Her record as de Blasio’s counsel during his ethics flaps and as his appointee to head the Civilian Complaint Review Board have drawn far more attention than her role as the would-be bridger of the digital divide.
Wiley has long blamed de Blasio and her multiple predecessors for failing to deliver WiFi for the masses. “It’s continuously been delayed due to a lack of urgency, vision and attention,” she told THE CITY in a statement in January.
Julia Savel, a spokesperson for Wiley’s campaign, declined multiple opportunities to offer additional comment.
An examination of Wiley’s role in the LinkNYC kiosk deal that aimed to connect many New Yorkers reveals a more complex accounting of why legions have been left in the digital dust.
The lack of broadband connectivity was highlighted by the pandemic when low-income New Yorkers struggled to get online to do everything from attend school classes to schedule telehealth medical appointments to work remotely.
Some were even seen sitting outside the 207 closed libraries that continued to boost free Wi-Fi outside.
“The political capital behind the idea that we needed to get broadband networks everywhere, and get everyone on them, increased dramatically in March of 2020,” said Blair Levin, who handled broadband expansion at the Federal Communications Commission during the Obama administration.
“COVID demonstrated painfully to people like me how important it was to make sure that there were networks everywhere and everyone was on them,” he added.
Wiley prides herself for launching free internet access to residents at the NYCHA Queensbridge Houses, the largest public housing complex in the nation with more than 6,000 people, many of whom are Black and Hispanic.

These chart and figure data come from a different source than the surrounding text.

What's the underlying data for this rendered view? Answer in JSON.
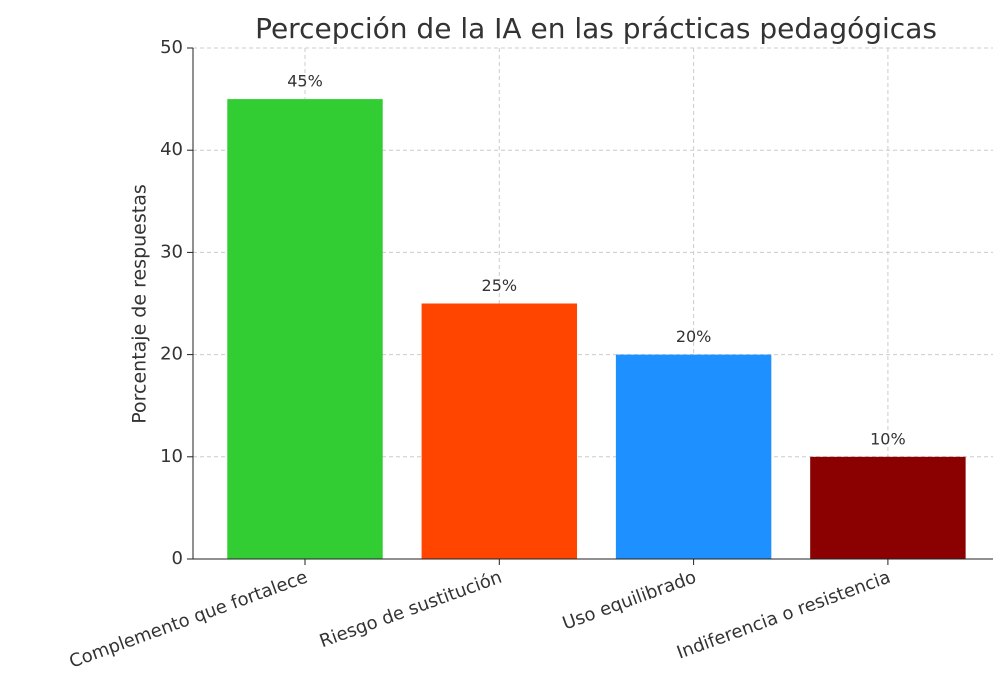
{
  "chart_data": {
    "type": "bar",
    "title": "Percepción de la IA en las prácticas pedagógicas",
    "ylabel": "Porcentaje de respuestas",
    "categories": [
      "Complemento que fortalece",
      "Riesgo de sustitución",
      "Uso equilibrado",
      "Indiferencia o resistencia"
    ],
    "values": [
      45,
      25,
      20,
      10
    ],
    "value_labels": [
      "45%",
      "25%",
      "20%",
      "10%"
    ],
    "colors": [
      "#32cd32",
      "#ff4500",
      "#1e90ff",
      "#8b0000"
    ],
    "ylim": [
      0,
      50
    ],
    "yticks": [
      0,
      10,
      20,
      30,
      40,
      50
    ],
    "grid": true
  }
}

In her digital role for the de Blasio administration, she also “helped negotiate and supported the launch of the LinkNYC franchise,” according to the bio at The New School, where she teaches.
The plan was to convert landline pay phone locations into sleek kiosks with Wi-Fi hotspots, phone capabilities and a tablet touchscreen that could connect users to city services, such as the information and complaint hotline 311. The kiosks would be paid for by revenue from advertisements while bringing in $500 million for the city over the span of the agreement, which was initially 12 years.

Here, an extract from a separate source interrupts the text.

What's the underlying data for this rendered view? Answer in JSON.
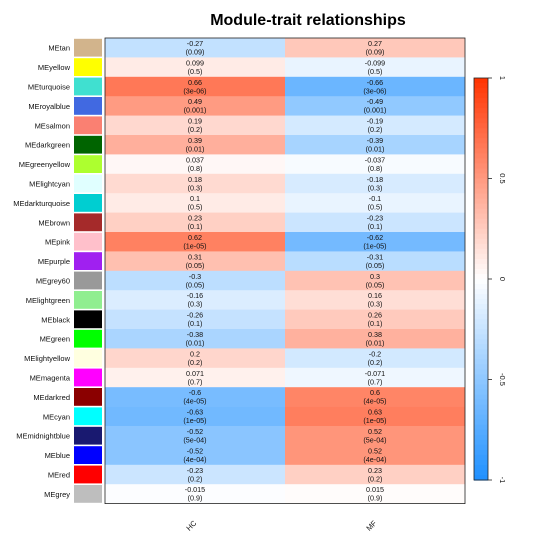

In 2014, a consortium of private companies called CityBridge signed a franchise agreement under which it promised to install 7,500 operational kiosks within a decade. Two years later, Wiley celebrated the arrival of the first kiosks with a tweet declaring de Blasio the “best boss.”
The original deal included an initial 500 kiosks that wouldn’t have offered advertising, but would have provided some internet service for digital deserts. The number of those kiosks would have eventually expanded to 1,500.
“A targeted phase-in schedule provides for an equitable distribution of the new structures across the five boroughs within four years,” de Blasio’s office trumpeted at the time.
But that part of the deal was pulled because, City Hall later said, those kiosks were incompatible with the LinkNYC system.